En route to the Azeri-Georgian border, we spent 2 nights in Sheki. Sheki is cupped in beautiful wooded mountains with an 18th century palace, picturesque old town (with plenty of melons being sold by the roadside for dirt cheap prices) and a characteristic caravaneserai (travellers' inn which olden day Silk Road traders would stop and stay at). Unfortunately, the caravaneserai was full so we homestayed with a family nearby instead. We enjoyed an evening meal at the garden restaurant at the caravaneserai on the first night with Bjorn and Christian, two German backpackers who also stayed at the same homestay as us.

The great thing about a homestay is that we could catch up with our chores and use the family's big buckets and clothes line to hand wash and dry our clothes. There are plenty of unglamorous aspects to backpacking too!

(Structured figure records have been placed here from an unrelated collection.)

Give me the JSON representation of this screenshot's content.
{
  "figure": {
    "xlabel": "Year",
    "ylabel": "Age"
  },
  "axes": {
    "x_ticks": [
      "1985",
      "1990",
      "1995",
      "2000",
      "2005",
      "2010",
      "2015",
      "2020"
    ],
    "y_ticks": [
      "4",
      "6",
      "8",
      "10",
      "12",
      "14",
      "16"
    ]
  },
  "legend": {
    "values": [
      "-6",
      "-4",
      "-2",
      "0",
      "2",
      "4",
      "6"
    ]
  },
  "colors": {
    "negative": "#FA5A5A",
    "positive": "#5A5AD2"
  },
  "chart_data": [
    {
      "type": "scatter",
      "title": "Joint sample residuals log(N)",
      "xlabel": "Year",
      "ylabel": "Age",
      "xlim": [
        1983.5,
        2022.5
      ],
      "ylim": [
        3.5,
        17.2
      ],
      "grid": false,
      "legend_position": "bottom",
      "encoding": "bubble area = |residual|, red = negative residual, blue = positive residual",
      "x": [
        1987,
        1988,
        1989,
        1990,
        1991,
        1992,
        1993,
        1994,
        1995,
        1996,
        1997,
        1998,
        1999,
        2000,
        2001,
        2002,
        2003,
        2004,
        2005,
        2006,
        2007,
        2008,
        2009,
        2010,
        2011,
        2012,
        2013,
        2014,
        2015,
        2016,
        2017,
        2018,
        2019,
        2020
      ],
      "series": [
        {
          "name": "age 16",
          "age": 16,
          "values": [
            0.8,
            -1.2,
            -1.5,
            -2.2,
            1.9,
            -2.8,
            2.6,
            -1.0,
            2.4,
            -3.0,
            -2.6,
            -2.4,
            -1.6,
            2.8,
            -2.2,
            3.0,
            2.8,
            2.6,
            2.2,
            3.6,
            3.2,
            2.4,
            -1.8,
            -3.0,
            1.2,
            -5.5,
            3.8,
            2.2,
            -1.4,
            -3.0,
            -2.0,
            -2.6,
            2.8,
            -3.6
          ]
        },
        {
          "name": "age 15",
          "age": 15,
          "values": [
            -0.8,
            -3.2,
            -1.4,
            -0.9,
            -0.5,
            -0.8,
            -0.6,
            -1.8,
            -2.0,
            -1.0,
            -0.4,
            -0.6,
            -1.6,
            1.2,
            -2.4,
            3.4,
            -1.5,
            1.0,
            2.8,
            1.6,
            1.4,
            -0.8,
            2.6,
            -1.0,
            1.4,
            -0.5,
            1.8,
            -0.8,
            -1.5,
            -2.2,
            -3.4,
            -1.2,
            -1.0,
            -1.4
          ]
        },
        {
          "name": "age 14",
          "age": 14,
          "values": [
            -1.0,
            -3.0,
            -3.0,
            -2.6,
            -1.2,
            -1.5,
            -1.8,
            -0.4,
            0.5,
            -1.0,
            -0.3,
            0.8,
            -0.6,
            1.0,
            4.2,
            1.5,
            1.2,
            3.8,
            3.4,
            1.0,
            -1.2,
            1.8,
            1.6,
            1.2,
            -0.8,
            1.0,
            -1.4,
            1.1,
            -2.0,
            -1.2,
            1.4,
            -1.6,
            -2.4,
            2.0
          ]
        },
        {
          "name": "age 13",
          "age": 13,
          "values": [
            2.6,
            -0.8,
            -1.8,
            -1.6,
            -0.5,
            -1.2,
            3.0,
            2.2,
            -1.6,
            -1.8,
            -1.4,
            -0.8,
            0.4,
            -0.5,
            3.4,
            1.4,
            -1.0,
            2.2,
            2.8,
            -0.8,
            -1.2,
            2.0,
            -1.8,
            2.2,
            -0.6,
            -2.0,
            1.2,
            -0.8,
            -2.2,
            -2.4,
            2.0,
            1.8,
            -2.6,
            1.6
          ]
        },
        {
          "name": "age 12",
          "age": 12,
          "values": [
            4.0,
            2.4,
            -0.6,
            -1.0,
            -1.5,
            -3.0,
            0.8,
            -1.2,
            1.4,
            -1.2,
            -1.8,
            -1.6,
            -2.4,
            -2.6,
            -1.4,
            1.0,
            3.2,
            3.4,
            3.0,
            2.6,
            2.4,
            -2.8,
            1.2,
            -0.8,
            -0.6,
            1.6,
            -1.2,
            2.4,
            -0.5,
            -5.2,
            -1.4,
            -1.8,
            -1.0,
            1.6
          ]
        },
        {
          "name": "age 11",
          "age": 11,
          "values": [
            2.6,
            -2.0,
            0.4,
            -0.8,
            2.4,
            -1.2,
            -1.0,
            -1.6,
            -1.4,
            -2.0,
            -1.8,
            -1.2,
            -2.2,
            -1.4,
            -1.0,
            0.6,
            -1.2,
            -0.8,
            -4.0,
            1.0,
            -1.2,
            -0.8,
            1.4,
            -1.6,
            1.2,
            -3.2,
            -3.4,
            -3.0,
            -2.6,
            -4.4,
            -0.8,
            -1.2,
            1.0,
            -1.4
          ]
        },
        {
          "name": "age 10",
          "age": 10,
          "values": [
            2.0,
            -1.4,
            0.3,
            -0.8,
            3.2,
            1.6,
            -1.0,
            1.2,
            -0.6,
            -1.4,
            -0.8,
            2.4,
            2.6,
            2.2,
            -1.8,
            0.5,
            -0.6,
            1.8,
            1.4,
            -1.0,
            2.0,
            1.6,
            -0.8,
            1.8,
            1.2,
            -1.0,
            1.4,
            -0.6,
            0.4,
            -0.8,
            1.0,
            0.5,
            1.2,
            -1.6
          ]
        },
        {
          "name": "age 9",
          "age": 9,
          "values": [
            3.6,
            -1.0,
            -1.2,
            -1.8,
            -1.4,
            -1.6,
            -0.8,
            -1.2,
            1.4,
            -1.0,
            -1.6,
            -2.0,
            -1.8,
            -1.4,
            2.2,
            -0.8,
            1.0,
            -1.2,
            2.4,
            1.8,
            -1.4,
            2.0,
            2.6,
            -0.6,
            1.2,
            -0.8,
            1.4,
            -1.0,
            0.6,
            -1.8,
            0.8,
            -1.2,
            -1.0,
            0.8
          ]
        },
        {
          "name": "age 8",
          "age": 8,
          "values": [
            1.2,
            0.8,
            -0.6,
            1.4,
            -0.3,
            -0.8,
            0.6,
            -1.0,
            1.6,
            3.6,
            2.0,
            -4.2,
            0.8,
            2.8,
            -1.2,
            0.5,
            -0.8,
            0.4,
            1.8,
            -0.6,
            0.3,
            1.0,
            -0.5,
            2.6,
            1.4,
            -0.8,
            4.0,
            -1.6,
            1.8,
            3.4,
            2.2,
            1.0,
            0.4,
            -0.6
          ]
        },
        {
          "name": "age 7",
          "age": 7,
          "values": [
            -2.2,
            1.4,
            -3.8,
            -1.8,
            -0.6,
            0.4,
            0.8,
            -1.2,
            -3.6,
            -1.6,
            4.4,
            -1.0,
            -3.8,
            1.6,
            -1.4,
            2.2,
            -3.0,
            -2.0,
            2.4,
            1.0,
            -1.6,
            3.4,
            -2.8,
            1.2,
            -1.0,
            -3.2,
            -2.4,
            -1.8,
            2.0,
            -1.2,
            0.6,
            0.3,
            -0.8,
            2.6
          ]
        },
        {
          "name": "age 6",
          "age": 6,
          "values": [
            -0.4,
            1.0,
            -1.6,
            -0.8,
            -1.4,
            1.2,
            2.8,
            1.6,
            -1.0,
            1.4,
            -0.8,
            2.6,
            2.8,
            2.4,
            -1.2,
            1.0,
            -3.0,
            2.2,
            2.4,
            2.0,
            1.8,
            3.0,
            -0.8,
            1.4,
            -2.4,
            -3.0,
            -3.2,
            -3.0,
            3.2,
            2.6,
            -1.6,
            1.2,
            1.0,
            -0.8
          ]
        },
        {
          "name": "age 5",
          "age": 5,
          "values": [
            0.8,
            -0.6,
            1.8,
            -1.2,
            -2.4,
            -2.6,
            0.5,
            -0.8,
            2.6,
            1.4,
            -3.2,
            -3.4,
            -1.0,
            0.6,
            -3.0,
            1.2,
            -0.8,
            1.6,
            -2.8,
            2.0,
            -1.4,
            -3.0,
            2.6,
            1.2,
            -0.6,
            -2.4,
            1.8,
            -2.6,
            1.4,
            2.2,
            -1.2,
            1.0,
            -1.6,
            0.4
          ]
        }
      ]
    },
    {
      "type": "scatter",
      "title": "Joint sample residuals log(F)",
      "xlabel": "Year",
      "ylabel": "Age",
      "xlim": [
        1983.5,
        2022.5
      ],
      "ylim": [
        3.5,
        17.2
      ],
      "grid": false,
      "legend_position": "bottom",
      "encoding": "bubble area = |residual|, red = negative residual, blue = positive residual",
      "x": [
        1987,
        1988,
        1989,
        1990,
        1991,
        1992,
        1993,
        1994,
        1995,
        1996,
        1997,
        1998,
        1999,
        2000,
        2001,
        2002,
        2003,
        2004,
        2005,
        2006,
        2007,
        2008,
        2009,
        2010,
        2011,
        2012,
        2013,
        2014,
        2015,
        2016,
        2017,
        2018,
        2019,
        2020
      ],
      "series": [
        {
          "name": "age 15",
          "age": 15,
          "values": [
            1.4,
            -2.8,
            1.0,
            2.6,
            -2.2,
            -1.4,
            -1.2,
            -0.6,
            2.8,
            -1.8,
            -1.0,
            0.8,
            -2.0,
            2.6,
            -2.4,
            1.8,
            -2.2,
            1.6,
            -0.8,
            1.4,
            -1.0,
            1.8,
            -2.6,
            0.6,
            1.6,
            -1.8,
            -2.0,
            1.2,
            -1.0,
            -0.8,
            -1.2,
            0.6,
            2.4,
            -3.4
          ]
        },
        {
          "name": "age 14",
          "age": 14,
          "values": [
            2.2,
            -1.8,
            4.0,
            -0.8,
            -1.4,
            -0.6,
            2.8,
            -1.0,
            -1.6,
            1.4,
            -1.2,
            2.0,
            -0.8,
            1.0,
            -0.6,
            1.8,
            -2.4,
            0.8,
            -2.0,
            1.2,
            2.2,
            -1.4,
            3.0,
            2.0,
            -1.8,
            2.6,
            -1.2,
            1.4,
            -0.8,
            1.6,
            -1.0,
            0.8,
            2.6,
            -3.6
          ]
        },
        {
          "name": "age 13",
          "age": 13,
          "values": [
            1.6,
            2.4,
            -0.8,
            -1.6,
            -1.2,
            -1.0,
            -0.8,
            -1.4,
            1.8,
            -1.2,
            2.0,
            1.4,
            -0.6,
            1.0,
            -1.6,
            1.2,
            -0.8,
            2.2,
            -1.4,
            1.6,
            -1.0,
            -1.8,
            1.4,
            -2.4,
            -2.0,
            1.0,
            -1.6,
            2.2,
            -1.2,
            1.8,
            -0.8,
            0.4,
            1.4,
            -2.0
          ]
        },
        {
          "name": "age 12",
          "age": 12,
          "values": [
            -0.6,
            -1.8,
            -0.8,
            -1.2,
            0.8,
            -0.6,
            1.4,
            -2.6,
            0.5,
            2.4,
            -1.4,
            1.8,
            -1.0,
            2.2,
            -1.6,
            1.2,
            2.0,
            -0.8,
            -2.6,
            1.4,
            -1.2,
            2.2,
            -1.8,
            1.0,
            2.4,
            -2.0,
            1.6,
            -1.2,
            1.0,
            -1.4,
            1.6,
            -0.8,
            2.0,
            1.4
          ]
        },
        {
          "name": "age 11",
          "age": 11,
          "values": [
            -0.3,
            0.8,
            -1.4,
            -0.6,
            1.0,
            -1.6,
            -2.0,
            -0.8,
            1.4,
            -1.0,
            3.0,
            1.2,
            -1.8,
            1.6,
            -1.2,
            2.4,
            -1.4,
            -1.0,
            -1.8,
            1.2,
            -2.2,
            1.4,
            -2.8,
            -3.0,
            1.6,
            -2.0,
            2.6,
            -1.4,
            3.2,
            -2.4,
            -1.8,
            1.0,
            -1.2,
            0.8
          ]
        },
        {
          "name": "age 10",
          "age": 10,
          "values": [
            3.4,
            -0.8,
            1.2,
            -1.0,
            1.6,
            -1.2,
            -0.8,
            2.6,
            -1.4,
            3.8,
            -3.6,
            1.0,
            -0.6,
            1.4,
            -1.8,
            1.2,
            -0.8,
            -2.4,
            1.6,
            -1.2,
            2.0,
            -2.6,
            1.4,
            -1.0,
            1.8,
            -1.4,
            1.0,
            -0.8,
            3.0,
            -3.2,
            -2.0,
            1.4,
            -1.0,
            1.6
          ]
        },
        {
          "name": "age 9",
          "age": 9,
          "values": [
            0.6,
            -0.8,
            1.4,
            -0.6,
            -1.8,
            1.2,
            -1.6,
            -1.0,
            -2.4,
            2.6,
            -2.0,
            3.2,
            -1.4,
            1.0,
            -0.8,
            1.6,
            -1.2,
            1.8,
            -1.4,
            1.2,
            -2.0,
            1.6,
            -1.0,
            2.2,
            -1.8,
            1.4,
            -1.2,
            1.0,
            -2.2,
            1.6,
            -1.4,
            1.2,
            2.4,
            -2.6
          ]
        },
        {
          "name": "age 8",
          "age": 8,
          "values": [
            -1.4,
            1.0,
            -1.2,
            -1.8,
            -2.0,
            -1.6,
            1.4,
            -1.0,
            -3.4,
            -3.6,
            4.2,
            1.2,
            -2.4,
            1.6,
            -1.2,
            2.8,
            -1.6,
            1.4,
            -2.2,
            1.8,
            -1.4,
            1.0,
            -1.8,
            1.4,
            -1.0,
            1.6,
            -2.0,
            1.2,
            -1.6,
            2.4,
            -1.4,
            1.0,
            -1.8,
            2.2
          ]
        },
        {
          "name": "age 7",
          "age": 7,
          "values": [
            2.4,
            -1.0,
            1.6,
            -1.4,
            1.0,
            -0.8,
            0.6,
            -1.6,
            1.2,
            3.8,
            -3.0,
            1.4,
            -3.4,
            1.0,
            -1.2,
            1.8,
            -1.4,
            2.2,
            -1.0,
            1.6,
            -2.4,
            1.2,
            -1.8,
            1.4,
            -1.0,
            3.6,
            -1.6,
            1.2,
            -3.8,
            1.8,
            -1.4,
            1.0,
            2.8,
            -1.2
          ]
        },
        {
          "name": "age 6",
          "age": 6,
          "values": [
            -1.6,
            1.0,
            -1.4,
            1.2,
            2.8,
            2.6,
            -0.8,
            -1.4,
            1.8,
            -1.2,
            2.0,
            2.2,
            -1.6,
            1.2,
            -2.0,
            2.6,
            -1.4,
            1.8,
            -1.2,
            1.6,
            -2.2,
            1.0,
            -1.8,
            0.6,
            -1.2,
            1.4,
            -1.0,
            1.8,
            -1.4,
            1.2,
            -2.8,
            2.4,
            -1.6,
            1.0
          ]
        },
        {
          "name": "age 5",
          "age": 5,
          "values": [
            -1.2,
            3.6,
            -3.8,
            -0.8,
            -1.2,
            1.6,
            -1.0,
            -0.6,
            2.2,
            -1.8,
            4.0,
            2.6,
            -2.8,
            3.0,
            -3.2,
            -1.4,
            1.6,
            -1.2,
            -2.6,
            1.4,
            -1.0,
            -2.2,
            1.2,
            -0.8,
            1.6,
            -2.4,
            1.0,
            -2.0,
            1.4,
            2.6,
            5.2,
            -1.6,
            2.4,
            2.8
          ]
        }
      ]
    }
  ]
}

Kenneth got addicted to the sweet coated nuts that the little confectionery shop along the old town shopping strip produced. We also sampled extraordinarily schweeeeeeeeet baclava from this shop. The charm of this street lies in the fact that the cobbler, the music instrument mender, the butcher, the tailor, the confectioner, the copper tooler, the antique restorer ... all still go about their day like they did during the glory days of the ancient Silk Road.

1 comment:

  1. How do you get in contact with homestay families?
    you seem to have come across a lot of them.....
    are they in a phone directory or something?